TORONTO - The Liberals and Progressive Conservatives say Ontario voters will have a very clear choice June 12 between two very different views of the province, and both dismiss the NDP as having no plan.
The Liberal buses will roll from Queen's Park this morning, but Premier Kathleen Wynne wasted no time kicking things off with a well-attended rally in Toronto on Friday night, followed by smaller events in the city during the weekend.
Wynne spent much of the weekend in a verbal sparring match with Prime Minister Stephen Harper on her call to create a provincial pension plan, which he called a tax that voters would not like.
The Progressive Conservatives will launch their official campaign Thursday with a media bus covered in Tory blue and a picture of leader Tim Hudak on the side, but have decided to put on a temporary bus for Monday and Tuesday.
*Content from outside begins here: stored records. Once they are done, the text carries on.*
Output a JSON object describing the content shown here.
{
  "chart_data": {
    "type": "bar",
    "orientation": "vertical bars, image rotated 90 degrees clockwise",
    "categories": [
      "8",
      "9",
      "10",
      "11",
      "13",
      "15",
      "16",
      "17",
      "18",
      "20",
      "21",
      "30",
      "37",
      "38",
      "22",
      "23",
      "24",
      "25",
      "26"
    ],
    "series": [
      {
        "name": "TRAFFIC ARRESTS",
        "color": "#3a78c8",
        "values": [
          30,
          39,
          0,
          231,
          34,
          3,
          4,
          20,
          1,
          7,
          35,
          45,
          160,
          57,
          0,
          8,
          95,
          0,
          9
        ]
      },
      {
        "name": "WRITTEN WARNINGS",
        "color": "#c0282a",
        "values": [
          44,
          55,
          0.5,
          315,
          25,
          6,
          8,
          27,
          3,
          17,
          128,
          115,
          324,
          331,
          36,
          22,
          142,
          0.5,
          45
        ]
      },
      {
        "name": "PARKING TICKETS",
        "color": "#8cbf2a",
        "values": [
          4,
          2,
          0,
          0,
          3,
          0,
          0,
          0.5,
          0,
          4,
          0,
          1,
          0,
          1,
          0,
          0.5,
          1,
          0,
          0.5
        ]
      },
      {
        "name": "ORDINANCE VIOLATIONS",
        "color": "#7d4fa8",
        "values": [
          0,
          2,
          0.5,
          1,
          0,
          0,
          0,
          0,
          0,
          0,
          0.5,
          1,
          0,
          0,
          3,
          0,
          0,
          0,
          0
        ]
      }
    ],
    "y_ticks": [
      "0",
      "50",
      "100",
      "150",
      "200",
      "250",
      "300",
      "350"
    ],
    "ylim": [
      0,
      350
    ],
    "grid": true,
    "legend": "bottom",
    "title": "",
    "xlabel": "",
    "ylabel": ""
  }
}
Hudak started the Tory campaign with a rally in Ottawa Friday, followed Sunday by a province-wide radio show where he took calls from listeners, played PC campaign ads and promoted his "million jobs plan."
After setting the stage for the election Friday by announcing she'd lost confidence in Wynne, NDP Leader Andrea Horwath said the Liberals aren't living in the real world at her nomination meeting in Hamilton Centre Saturday.
The New Democrats aren't saying yet when their campaign buses will be ready, but Horwath campaigned on the weekend and has events in the Toronto area Monday.
During the early campaigning, Wynne warned voters that the Tories would slash jobs and services and said the NDP push "pie in the sky" ideas they can't pay for.
Liberal strategists, who spoke on background, said voters can decide between a "Hudak-Harris-Harper" vision of government that will "gut and slash" programs or a Liberal plan that helps people and invests in companies to create jobs.
Tory officials said they're going to do things differently this time, and will shuttle Hudak around in cars and SUV's instead of a leader's bus to keep the campaign more nimble as he "seeks a mandate to fix" the province.
"The Liberals want to make the campaign a referendum on Hudak, but we want to make it a campaign of choice," said PC campaign manager Ian Robertson. "We're running for Ontario; they're running against us."
The Tories said the NDP was to blame for propping up the Liberals for way too long despite the $1.1 billion "wasted" to cancel two gas plants, while Wynne said the New Democrats have no plan to govern Ontario and offer only vague ideas.
The first poll of the campaign released Sunday suggested Ontario could end up with another minority government, giving the Tories the most popular support but giving the Liberals the most seats because of the way the support is concentrated in ridings.
Even though the slow, staggered, not-yet-official start to the campaign slips into second gear today, the legal writ is dated for Wednesday, May 7.